Je crois aussi que je fais partie de celleux qui n'ont que trop voté par défaut pour des candidats dont les idées et le programme ne nous convenaient pas, car il s'agissait de résister au pire, aux résurgences de ce qui avait au siècle passé conduit le monde à sa perte et tant de gens à la mort. Les seules fois où des partis prétendument soucieux du sort du plus grand nombre sont parvenus au pouvoir, ce fut pour mener une politique où ça allait à peine mieux : le monde entier fonctionne selon le système capitaliste (1) qui n'a plus de contrepoids depuis l'effondrement du "bloc de l'Est" et son principe est la propriété privée, l'enrichissement d'un petit nombre, la marchandisation de toute chose, le profit. On peut le rendre plus ou moins supportable, ça n'est idéal que dans une planète inépuisable et pour un nombre limité d'êtres humains, bien nés ou particulièrement compétitifs dans certains domaines, dont le manque d'altruisme fait partie.

Déjà les valeurs humanistes issues du siècle des Lumières, n'ont plus vraiment théoriquement court, même si elles ornementent encore certains discours. On peut être reconnu comme coupable du simple fait d'aider son prochain. Et agressés par les forces de l'ordre du simple fait d'être au mauvais endroit au mauvais moment, qu'on ait souhaité, ou même pas, manifester.

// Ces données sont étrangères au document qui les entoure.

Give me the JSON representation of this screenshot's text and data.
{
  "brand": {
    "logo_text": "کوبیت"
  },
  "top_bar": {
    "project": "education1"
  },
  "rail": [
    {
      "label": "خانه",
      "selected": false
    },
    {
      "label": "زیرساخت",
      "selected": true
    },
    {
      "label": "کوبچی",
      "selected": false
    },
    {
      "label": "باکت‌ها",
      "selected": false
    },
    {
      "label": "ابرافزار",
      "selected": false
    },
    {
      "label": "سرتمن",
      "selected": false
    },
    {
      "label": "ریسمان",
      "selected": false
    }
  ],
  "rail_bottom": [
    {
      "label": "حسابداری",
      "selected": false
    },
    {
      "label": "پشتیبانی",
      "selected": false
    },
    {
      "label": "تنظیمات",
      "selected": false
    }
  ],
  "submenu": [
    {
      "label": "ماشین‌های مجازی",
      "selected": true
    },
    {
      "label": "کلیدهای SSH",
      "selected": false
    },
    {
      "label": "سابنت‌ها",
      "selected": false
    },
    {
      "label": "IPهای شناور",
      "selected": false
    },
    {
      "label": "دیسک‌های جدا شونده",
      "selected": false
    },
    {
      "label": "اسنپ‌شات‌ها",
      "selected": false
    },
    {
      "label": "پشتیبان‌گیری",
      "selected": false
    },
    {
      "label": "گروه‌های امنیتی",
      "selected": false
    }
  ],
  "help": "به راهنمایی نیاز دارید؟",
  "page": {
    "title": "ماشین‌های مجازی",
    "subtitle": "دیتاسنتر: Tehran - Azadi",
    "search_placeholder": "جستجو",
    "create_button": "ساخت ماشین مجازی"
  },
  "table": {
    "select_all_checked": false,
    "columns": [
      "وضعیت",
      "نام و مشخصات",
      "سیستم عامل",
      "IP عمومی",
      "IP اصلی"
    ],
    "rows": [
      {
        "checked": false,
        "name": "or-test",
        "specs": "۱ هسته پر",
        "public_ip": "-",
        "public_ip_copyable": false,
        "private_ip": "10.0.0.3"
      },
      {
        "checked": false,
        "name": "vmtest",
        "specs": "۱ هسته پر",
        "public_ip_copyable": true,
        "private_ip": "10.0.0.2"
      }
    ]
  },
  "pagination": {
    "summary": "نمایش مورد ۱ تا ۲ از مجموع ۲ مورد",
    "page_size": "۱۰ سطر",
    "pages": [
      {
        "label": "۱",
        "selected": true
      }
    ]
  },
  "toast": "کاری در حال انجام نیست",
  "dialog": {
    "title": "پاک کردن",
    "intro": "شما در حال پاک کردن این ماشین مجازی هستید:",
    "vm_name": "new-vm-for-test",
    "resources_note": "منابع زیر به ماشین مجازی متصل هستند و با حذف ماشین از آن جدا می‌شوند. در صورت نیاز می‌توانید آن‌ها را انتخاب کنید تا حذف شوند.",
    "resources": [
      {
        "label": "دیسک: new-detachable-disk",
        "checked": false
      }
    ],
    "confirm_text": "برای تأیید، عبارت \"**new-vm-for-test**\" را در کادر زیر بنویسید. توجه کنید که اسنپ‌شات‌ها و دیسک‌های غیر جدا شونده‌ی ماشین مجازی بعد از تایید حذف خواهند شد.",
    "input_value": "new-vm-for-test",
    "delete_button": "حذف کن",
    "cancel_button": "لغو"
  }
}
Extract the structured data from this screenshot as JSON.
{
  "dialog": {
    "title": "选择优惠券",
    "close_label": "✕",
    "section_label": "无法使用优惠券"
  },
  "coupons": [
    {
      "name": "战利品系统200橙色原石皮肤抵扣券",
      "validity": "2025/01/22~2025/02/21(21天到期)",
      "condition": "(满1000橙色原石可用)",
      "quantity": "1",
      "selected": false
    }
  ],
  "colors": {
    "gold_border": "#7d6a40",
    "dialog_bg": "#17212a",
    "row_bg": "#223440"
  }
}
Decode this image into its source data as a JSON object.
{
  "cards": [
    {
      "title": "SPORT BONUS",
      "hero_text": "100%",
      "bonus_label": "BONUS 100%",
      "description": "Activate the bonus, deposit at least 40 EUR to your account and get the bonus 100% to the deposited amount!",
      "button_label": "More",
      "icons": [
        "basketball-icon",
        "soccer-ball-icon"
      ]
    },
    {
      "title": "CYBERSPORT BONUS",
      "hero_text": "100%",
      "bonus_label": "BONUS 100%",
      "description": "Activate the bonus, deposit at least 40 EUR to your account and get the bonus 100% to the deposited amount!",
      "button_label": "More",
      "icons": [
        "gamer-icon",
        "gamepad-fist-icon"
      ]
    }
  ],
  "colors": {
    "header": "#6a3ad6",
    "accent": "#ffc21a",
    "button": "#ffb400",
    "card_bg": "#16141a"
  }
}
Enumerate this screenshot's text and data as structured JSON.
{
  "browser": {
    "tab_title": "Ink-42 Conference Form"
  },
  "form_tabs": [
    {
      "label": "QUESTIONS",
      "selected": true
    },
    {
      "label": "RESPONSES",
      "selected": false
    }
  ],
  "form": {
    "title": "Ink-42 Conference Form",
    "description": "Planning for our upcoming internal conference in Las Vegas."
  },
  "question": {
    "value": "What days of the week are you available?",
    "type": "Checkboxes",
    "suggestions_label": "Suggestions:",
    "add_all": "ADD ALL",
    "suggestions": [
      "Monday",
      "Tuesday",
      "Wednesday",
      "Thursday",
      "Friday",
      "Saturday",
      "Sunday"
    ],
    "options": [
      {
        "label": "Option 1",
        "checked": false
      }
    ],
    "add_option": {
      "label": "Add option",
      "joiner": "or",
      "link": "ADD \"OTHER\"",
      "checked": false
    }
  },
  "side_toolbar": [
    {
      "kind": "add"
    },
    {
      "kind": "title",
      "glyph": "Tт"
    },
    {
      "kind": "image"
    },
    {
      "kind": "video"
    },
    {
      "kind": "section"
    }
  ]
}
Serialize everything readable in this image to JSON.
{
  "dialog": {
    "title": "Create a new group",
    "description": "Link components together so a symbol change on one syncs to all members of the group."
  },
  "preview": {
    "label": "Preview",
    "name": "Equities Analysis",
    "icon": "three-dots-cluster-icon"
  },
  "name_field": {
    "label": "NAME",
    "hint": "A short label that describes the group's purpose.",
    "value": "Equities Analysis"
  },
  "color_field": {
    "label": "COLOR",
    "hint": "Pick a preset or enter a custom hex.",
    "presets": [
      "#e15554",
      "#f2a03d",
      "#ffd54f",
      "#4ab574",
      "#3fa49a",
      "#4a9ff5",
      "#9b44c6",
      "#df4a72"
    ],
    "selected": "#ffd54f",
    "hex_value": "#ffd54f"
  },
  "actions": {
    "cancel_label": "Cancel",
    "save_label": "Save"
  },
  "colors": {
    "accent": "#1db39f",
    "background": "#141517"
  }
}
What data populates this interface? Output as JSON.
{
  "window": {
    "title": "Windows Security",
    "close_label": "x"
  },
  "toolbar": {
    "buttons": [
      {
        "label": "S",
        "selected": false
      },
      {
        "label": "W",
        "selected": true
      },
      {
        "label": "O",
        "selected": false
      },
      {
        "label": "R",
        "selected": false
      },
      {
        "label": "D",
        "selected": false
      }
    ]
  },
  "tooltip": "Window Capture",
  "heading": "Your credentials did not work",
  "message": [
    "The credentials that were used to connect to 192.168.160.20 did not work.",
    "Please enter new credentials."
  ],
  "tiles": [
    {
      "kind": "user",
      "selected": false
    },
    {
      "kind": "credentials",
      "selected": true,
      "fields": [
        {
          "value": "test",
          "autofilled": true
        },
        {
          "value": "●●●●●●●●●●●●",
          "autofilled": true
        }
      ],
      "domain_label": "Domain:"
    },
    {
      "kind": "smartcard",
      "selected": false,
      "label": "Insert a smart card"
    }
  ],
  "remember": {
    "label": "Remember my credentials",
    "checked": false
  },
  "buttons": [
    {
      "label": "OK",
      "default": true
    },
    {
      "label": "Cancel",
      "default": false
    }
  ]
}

L'autre versant tient de la même prise involontaire de distance, mais concerne la sphère privée. Je me suis aperçue que mes chagrins avaient perdu de leur pouvoir. Ceux qui sont irréductibles le sont restés, et s'y est ajouté le deuil pour ma mère, mais ils n'ont plus ce pouvoir de me saisir à la gorge à des moments inattendus, ils ne me brûlent plus, ne sont plus fuligineux. J'ai l'impression de sortes de fatalités contre lesquelles je ne pouvais rien. 

Du fait que les choses sont plus calmes - mon travail du moment est d'en chercher, ou de créer ma librairie, et tenter de remettre à flot notre logis où le bazar et les livres se sont accumulés, mais j'ai encore un peu de marge, ça n'est pas comme lorsque je ne percevais mon salaire que décalé, tout en ayant des dates limites d'une maison entière à vider, trier, déménager -, du fait que je suis heureuse en amitié, épanouie dans ma vie sportive (vive le LSC Triathlon !), et connais le bonheur de faire de la radio, ma mémoire reprend ses droits et m'accorde volontiers l'accès aux souvenirs heureux. Or les chagrins affectifs ont chacun été précédés de moments pour lesquels je peux me dire que c'était bien, et que si je meurs tout à l'heure ou demain j'aurais au moins connu et vécu ça. Les chapitres de choses inimaginables au vu des lieux et temps de mon enfance sont finalement nombreux.  Je les ai payés chers en dégringolades, n'empêche : ils ont eu lieu.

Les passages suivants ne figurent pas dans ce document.